Sounds simple enough and it is. But I can assure you that any business that is struggling isn't doing it and 90% of businesses that aren't struggling could double their profitability-if they would execute this formula.
By execute, I mean contacting the customers either individually or by a letter that is computer addressed and laser printed and sent to them. I don't mean sending a coupon in the mail on the back of a lost child postcard (although those are good for finding customers in some cases).
The Myth Of Passing Out Coupons
What about a method that most small-time restaurants use: coupons. I'll submit to you that most people using your half-off coupon are looking for a deal more than they're looking for a good restaurant to frequent.
Think about the message the coupon sends to customers: Our place is so bad that we've got to give it to you at half price to make it worth your while. Plus you don't make any profit on the transaction.
You must pro-actively seek to work the back-end. Most businesses let their customers dictate what their buying habits will be how often they'll come back, how much they'll spend when they do buy, etc. Most businesses are reactive when it comes to re-selling their customers. If you already have sunk the cost of generating and nurturing a customer once, why not solidify the relationship and profit from him forever?
Start immediately to do everything in your power to gain repeat sales from your current customers. It may be something as simple as writing them a letter or giving them a telephone call. But one thing is certain if you don't ask for the business, your competitors will.
Joint Ventures: How to Gain $3.4 Million of Good Will in 30 Days
One of the best ways I know to leverage your time and marketing dollars is to enter into joint ventures with other businesses. The first place you need to consider when looking to maximize profits is reselling to your own customers.
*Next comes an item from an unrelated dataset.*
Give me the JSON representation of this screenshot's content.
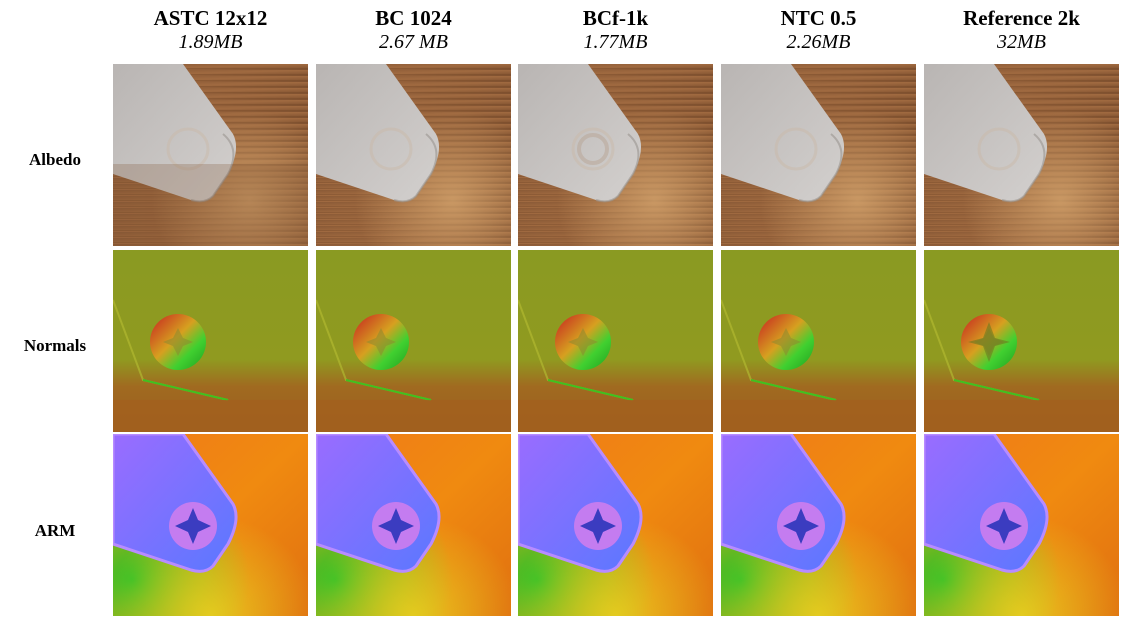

If you agree that your customers are your business' most valuable asset, then you should see the potential profits available if another business will make its customers available to you. Available, that is, in the form of consignment of goods, an endorsement or a more integrated joint venture.
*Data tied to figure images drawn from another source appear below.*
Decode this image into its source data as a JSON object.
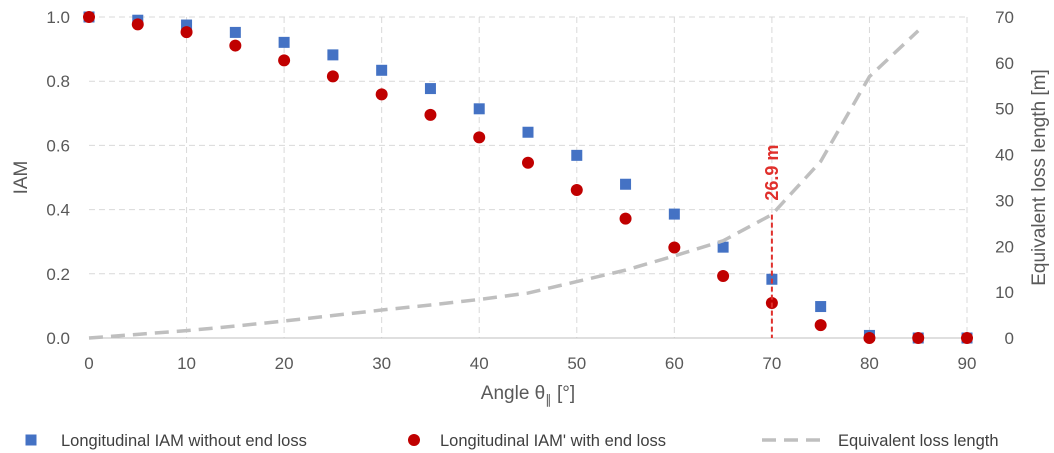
{
  "chart_data": {
    "type": "scatter",
    "x_axis": {
      "label_main": "Angle θ",
      "label_sub": "∥",
      "label_unit": "[°]",
      "range": [
        0,
        90
      ],
      "ticks": [
        0,
        10,
        20,
        30,
        40,
        50,
        60,
        70,
        80,
        90
      ]
    },
    "y_axis_left": {
      "label": "IAM",
      "range": [
        0,
        1
      ],
      "ticks": [
        "0.0",
        "0.2",
        "0.4",
        "0.6",
        "0.8",
        "1.0"
      ]
    },
    "y_axis_right": {
      "label": "Equivalent loss length [m]",
      "range": [
        0,
        70
      ],
      "ticks": [
        0,
        10,
        20,
        30,
        40,
        50,
        60,
        70
      ]
    },
    "grid": true,
    "legend_position": "bottom",
    "series": [
      {
        "name": "Longitudinal IAM without end loss",
        "type": "scatter",
        "marker": "square",
        "color": "#4472C4",
        "axis": "left",
        "x": [
          0,
          5,
          10,
          15,
          20,
          25,
          30,
          35,
          40,
          45,
          50,
          55,
          60,
          65,
          70,
          75,
          80,
          85,
          90
        ],
        "y": [
          1.0,
          0.99,
          0.975,
          0.952,
          0.921,
          0.882,
          0.834,
          0.777,
          0.714,
          0.641,
          0.569,
          0.479,
          0.386,
          0.283,
          0.183,
          0.098,
          0.008,
          0.0,
          0.0
        ]
      },
      {
        "name": "Longitudinal IAM' with end loss",
        "type": "scatter",
        "marker": "circle",
        "color": "#C00000",
        "axis": "left",
        "x": [
          0,
          5,
          10,
          15,
          20,
          25,
          30,
          35,
          40,
          45,
          50,
          55,
          60,
          65,
          70,
          75,
          80,
          85,
          90
        ],
        "y": [
          1.0,
          0.977,
          0.953,
          0.911,
          0.865,
          0.815,
          0.759,
          0.695,
          0.625,
          0.546,
          0.461,
          0.372,
          0.282,
          0.193,
          0.109,
          0.04,
          0.0,
          0.0,
          0.0
        ]
      },
      {
        "name": "Equivalent loss length",
        "type": "line",
        "style": "dashed",
        "color": "#BFBFBF",
        "axis": "right",
        "x": [
          0,
          5,
          10,
          15,
          20,
          25,
          30,
          35,
          40,
          45,
          50,
          55,
          60,
          65,
          70,
          75,
          80,
          85
        ],
        "y": [
          0.0,
          0.8,
          1.6,
          2.6,
          3.7,
          4.9,
          6.1,
          7.2,
          8.4,
          9.8,
          12.3,
          14.8,
          17.9,
          21.2,
          26.9,
          38.5,
          57.0,
          67.0
        ]
      }
    ],
    "annotation": {
      "text": "26.9 m",
      "x": 70,
      "y_right": 26.9,
      "color": "#E0302C"
    }
  }
}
Joint ventures can work in one of two basic ways. First, you let other companies play off your customer base and then take a percentage of each resulting sale. Or second, work a deal with other companies to make their customers available to you and then pay them a portion of each sale.
The underlying principle of why this works is simple. A business will spend some finite amount of time, money, resources, and sweat developing a relationship with its customers. The customers will have some level of confidence in that company which translates into their willingness to respond to offers made by the company.
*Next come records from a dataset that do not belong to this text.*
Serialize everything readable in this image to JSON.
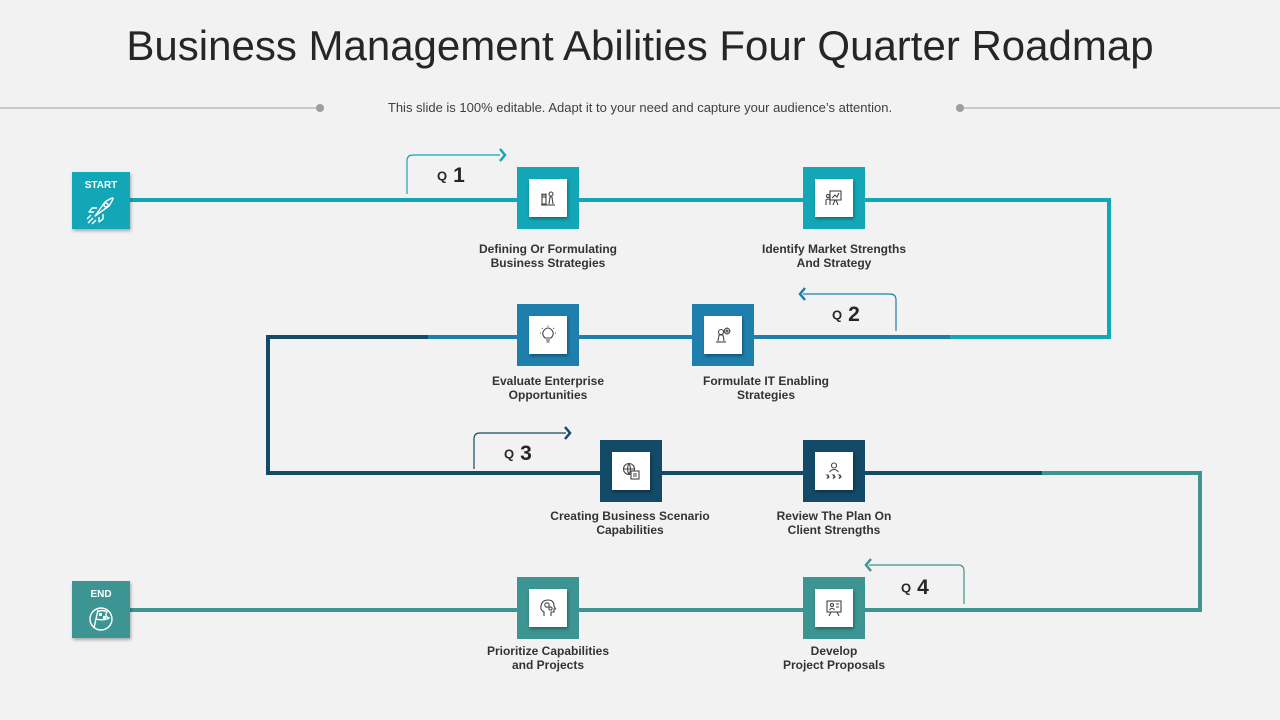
{
  "title": "Business Management Abilities Four Quarter Roadmap",
  "subtitle": "This slide is 100% editable. Adapt it to your need and capture your audience’s attention.",
  "colors": {
    "teal": "#13a6b6",
    "blue": "#1e7fad",
    "navy": "#124a67",
    "green": "#3c9593"
  },
  "start": {
    "label": "START",
    "icon": "rocket-icon"
  },
  "end": {
    "label": "END",
    "icon": "finish-flag-icon"
  },
  "quarters": [
    {
      "q": "Q",
      "num": "1"
    },
    {
      "q": "Q",
      "num": "2"
    },
    {
      "q": "Q",
      "num": "3"
    },
    {
      "q": "Q",
      "num": "4"
    }
  ],
  "steps": [
    {
      "line1": "Defining Or Formulating",
      "line2": "Business Strategies",
      "icon": "chess-pieces-icon"
    },
    {
      "line1": "Identify Market Strengths",
      "line2": "And  Strategy",
      "icon": "presentation-board-icon"
    },
    {
      "line1": "Formulate IT Enabling",
      "line2": "Strategies",
      "icon": "chess-gear-icon"
    },
    {
      "line1": "Evaluate Enterprise",
      "line2": "Opportunities",
      "icon": "lightbulb-icon"
    },
    {
      "line1": "Creating Business Scenario",
      "line2": "Capabilities",
      "icon": "globe-document-icon"
    },
    {
      "line1": "Review The Plan On",
      "line2": "Client  Strengths",
      "icon": "user-rating-icon"
    },
    {
      "line1": "Develop",
      "line2": "Project Proposals",
      "icon": "project-board-icon"
    },
    {
      "line1": "Prioritize Capabilities",
      "line2": "and Projects",
      "icon": "head-gears-icon"
    }
  ]
}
For instance, a company might spend $50,000 a year in advertising, $80,000 a year on commissioned salespeople, and $5,000 a month for prime retail space. These three expenditures alone not to mention dozens of others account for almost $200,000 spent a year to develop customer relationships. Now, if you work a joint venture with the owner of that store, you can access all of that money spent for the cost of a letter.
Joint Venture Marketing Offers Your Business The Ultimate Financial Leverage
There are thousands of ways to construct joint venture deals. You have to be willing to actively pursue and put together deals. When you present another business owner with a proposition, your approach is all-important.
Just like all good marketing efforts, you want to preach benefits to him immediately. Don't just go up to him and say, "Will you endorse my product to your customers?" You have to paint the picture first. You have to help him understand how it works. Not everyone understands the dynamics and leverage like you do.
The marketing function of a business can offer tremendous leverage. These concepts can be applied to almost any kind of business successfully as long as you keep an open mind and continue to think outside the box.